Source : WINOGRANDE : An Adversarial Winograd Schema Challenge at Scale

6. GSM8k

  • Purpose: Mathematical reasoning
    GSM8k tests LLMs on their ability to solve multistep mathematical problems, using basic math operations. GSM8k features grade-school math questions that require two to eight steps to solve, gauging the models' capacity for mathematical reasoning and problem-solving.

  • Example Question : The LLM needs to answer the question by solving math equations that are explained in natural language.

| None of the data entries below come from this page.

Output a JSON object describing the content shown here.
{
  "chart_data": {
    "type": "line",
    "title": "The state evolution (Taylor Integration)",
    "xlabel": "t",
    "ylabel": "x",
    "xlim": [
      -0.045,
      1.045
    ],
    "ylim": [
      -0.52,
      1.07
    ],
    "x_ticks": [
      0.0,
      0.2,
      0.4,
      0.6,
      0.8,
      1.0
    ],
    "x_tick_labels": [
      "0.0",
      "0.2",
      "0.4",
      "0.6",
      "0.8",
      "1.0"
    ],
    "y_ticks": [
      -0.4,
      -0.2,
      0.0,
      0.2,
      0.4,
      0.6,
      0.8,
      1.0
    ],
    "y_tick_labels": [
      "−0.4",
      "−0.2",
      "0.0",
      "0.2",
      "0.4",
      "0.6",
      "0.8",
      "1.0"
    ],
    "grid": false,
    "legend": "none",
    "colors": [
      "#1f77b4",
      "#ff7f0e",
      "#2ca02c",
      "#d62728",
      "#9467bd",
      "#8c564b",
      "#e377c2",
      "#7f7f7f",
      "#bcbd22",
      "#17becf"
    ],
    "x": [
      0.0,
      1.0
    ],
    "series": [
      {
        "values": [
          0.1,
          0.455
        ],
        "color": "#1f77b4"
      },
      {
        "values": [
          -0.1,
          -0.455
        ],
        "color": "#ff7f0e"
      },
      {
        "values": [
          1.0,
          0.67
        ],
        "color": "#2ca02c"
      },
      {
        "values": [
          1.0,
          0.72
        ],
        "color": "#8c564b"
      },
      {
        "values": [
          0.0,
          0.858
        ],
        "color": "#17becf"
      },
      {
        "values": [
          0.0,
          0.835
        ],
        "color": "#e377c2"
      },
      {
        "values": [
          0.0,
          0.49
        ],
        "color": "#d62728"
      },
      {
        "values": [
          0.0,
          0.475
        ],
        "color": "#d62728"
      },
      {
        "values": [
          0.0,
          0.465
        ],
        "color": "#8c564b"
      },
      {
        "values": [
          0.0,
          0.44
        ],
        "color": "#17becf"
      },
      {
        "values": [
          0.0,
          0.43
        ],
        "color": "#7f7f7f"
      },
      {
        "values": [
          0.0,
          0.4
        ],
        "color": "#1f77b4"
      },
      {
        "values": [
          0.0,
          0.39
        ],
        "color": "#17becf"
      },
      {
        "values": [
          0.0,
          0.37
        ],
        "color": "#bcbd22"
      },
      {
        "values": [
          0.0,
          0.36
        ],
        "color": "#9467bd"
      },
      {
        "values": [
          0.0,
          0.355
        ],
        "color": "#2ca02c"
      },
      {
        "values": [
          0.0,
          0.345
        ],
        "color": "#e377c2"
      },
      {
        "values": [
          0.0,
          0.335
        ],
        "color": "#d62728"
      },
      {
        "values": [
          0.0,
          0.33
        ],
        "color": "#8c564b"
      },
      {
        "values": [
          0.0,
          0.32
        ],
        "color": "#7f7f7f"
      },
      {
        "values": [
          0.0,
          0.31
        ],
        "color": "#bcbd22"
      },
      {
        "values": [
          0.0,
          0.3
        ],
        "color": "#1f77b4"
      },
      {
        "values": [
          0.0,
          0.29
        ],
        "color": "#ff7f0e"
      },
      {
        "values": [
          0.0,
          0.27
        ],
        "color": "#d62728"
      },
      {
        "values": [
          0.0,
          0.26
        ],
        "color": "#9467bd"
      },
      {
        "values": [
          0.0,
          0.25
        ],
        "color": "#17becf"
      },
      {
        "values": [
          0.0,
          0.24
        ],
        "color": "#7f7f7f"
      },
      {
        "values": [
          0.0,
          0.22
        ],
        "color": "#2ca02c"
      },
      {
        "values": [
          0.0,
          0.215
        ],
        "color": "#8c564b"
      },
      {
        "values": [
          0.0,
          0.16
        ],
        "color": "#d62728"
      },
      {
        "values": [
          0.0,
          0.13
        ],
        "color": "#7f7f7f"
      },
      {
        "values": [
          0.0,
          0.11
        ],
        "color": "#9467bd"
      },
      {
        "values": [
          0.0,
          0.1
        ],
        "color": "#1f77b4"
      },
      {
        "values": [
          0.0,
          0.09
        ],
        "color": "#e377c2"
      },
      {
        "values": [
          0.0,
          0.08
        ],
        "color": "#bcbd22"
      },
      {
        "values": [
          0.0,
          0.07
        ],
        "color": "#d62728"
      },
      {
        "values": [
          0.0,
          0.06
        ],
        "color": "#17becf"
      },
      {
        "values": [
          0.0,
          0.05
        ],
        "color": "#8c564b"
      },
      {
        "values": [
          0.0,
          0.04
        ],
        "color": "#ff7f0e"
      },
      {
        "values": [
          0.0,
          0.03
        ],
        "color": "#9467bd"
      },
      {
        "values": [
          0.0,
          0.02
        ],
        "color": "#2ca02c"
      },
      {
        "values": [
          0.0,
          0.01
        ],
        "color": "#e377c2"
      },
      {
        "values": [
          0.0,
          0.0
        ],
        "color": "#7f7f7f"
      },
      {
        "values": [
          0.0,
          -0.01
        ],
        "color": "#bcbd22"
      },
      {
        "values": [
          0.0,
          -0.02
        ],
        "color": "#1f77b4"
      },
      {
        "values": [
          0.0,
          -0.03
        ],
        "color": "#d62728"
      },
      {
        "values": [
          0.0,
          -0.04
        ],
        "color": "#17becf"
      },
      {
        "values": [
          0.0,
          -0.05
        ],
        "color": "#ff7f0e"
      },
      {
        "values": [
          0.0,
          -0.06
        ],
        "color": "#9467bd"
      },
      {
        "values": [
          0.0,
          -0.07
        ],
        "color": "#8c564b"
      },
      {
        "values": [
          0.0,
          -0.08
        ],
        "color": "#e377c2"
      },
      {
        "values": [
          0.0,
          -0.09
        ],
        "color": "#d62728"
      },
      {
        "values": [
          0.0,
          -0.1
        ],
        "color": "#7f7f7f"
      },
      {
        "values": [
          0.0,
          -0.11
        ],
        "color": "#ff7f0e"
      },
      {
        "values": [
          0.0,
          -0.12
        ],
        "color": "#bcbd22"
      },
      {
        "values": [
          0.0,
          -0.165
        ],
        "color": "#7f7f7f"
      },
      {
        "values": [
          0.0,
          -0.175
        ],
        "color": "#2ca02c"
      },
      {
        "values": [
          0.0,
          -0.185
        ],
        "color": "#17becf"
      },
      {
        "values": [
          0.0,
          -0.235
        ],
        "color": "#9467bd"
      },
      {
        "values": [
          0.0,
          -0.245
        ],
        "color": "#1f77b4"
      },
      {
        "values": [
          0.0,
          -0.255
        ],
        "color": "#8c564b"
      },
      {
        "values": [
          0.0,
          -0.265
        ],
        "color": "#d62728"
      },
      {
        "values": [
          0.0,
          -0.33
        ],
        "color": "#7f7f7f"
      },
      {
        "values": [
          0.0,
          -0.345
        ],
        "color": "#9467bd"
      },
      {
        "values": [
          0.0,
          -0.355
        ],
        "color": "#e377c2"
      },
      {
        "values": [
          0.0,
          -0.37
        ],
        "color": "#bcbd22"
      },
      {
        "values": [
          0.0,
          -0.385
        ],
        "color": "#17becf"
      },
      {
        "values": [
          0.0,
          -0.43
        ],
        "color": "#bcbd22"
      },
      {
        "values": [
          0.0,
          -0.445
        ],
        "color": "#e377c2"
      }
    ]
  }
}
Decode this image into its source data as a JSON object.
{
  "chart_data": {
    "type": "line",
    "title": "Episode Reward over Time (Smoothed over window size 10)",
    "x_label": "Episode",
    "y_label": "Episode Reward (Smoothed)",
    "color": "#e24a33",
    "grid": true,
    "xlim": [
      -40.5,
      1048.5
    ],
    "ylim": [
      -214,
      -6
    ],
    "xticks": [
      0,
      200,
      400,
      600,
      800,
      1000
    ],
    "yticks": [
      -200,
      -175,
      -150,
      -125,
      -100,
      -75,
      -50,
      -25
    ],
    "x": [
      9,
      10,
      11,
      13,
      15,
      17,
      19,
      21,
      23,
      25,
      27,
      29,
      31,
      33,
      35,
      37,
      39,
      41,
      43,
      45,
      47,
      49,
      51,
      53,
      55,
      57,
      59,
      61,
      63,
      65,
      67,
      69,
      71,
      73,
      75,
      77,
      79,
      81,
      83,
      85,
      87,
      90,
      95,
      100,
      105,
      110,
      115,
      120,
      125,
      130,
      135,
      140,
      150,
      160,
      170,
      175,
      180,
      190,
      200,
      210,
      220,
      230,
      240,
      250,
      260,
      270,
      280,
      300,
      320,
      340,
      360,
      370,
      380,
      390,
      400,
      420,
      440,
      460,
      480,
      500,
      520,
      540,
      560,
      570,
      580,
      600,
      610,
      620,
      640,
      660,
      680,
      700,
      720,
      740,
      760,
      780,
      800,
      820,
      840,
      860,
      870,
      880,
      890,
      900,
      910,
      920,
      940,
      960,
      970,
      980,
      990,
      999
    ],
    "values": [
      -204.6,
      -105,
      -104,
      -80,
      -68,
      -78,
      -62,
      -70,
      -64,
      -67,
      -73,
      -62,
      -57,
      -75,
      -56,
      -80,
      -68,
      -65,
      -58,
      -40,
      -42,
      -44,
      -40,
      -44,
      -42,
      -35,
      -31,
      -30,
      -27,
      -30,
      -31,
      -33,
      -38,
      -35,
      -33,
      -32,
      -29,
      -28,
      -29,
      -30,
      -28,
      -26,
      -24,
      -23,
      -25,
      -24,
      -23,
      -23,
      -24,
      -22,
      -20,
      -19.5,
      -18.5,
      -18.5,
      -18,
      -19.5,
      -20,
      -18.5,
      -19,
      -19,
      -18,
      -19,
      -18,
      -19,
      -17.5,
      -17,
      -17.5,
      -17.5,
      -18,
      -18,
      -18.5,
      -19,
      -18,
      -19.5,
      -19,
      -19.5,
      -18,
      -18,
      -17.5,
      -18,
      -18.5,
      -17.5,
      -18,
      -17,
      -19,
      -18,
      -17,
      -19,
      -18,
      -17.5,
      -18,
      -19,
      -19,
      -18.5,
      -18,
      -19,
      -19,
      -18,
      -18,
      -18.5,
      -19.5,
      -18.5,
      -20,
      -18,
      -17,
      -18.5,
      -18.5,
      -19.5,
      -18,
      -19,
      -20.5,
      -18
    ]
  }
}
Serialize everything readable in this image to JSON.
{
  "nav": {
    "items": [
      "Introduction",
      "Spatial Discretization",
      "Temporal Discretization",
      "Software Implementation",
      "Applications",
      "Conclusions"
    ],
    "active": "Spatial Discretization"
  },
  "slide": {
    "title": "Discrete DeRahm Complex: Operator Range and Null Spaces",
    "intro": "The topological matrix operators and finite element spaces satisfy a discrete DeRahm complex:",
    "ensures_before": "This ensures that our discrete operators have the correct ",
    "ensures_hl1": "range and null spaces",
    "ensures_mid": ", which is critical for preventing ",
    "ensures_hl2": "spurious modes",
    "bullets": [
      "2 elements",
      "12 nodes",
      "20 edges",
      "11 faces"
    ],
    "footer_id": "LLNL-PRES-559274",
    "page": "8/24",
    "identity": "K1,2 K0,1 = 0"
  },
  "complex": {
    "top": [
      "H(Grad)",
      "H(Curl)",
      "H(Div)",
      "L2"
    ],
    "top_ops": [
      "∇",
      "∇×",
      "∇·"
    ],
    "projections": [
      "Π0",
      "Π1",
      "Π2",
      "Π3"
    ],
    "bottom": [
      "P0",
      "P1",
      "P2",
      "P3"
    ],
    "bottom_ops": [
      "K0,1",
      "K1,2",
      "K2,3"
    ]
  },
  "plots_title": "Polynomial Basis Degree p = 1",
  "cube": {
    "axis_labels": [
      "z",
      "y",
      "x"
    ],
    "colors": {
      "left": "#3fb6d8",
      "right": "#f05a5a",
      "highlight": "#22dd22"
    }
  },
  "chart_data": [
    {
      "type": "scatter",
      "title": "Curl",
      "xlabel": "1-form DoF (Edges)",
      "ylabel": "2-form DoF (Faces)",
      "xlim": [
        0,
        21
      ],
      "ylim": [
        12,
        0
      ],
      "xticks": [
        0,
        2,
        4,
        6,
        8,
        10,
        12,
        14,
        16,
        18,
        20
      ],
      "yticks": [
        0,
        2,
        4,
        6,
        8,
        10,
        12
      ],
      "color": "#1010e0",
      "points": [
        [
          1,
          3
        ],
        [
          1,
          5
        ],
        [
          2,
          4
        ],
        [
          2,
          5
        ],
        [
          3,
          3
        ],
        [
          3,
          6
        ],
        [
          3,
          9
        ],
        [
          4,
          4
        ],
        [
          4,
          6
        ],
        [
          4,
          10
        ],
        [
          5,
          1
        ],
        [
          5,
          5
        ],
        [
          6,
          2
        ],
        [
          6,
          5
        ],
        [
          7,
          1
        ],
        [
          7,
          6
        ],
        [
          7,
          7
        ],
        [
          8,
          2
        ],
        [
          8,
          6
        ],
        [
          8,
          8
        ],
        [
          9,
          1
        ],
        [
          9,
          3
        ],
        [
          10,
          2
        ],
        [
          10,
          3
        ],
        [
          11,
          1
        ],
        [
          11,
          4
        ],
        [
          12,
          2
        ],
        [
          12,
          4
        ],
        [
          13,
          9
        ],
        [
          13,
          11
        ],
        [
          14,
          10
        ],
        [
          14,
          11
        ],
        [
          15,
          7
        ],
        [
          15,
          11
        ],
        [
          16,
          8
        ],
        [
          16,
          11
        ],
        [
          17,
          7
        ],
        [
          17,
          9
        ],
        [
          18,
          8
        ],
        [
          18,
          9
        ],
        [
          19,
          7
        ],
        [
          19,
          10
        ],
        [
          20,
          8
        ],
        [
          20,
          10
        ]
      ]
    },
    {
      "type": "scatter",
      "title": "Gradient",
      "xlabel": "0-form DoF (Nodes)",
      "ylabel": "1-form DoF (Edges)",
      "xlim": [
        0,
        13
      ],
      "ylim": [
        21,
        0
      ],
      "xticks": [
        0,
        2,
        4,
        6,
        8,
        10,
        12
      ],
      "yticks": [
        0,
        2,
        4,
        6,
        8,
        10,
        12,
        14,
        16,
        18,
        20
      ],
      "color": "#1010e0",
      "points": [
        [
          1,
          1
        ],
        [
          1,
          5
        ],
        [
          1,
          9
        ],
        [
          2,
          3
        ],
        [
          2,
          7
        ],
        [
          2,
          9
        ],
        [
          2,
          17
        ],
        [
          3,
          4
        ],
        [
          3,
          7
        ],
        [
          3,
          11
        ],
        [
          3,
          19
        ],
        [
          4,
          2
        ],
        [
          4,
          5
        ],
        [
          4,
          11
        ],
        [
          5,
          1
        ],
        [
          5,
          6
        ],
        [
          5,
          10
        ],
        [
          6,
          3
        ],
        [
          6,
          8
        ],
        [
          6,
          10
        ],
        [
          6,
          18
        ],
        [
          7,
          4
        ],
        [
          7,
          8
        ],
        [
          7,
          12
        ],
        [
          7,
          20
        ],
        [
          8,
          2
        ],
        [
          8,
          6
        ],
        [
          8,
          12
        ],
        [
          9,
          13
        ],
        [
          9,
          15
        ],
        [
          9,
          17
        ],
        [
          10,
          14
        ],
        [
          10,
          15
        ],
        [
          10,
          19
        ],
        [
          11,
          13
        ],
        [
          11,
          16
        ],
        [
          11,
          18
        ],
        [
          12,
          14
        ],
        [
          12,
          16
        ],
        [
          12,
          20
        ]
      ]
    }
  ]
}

Source : Training Verifiers to Solve Math Word Problems

Limitations and Solutions

Limitations

The benchmark datasets currently in use have notable limitations, particularly in their failure to incorporate the safety of Large Language Models (LLM) as an evaluation criterion. While the OpenAI Moderation API attempts to address safety concerns, it falls short of providing a comprehensive solution. Furthermore, these benchmarks lack a unified framework, resulting in a fragmented evaluation landscape where assessments are scattered across different platforms.

Alternative Solutions

In search of alternative solutions, manual human evaluation emerges as a viable method. This approach involves human judges who assess the quality and performance of LLMs by rating or comparing their outputs. An exemplary platform leveraging this method is Chatbot Arena, where users engage in conversations with two anonymized LLMs. Based on their interaction, users vote for the LLM they believe performs better, with these votes contributing to ELO ratings that rank the models on a leaderboard. There is also the MT-Bench, a multi-turn question set that asks open-ended questions, and uses strong LLMs to judge them. Additionally, the Thumbs up Ratio offers a direct feedback mechanism, allowing users to evaluate the LLM's outputs right away. It thereby provides a straightforward metric for assessing user satisfaction and model effectiveness. We can see that users gave higher thumbs-up ratings to Solar, Upstage's Large Language Model, than to GPT-3.5.

Conclusion

Our examination has delved into the reasons and methods behind evaluating Large Language Models (LLMs). Specifically, we have closely analyzed six benchmark datasets, gaining insight into both their limitations and the alternative approaches within current evaluation methodologies. In Part 2 of our LLM Evaluation series, we will further explore the practical aspects of how these evaluations are conducted, along with addressing various concerns associated with the evaluation process.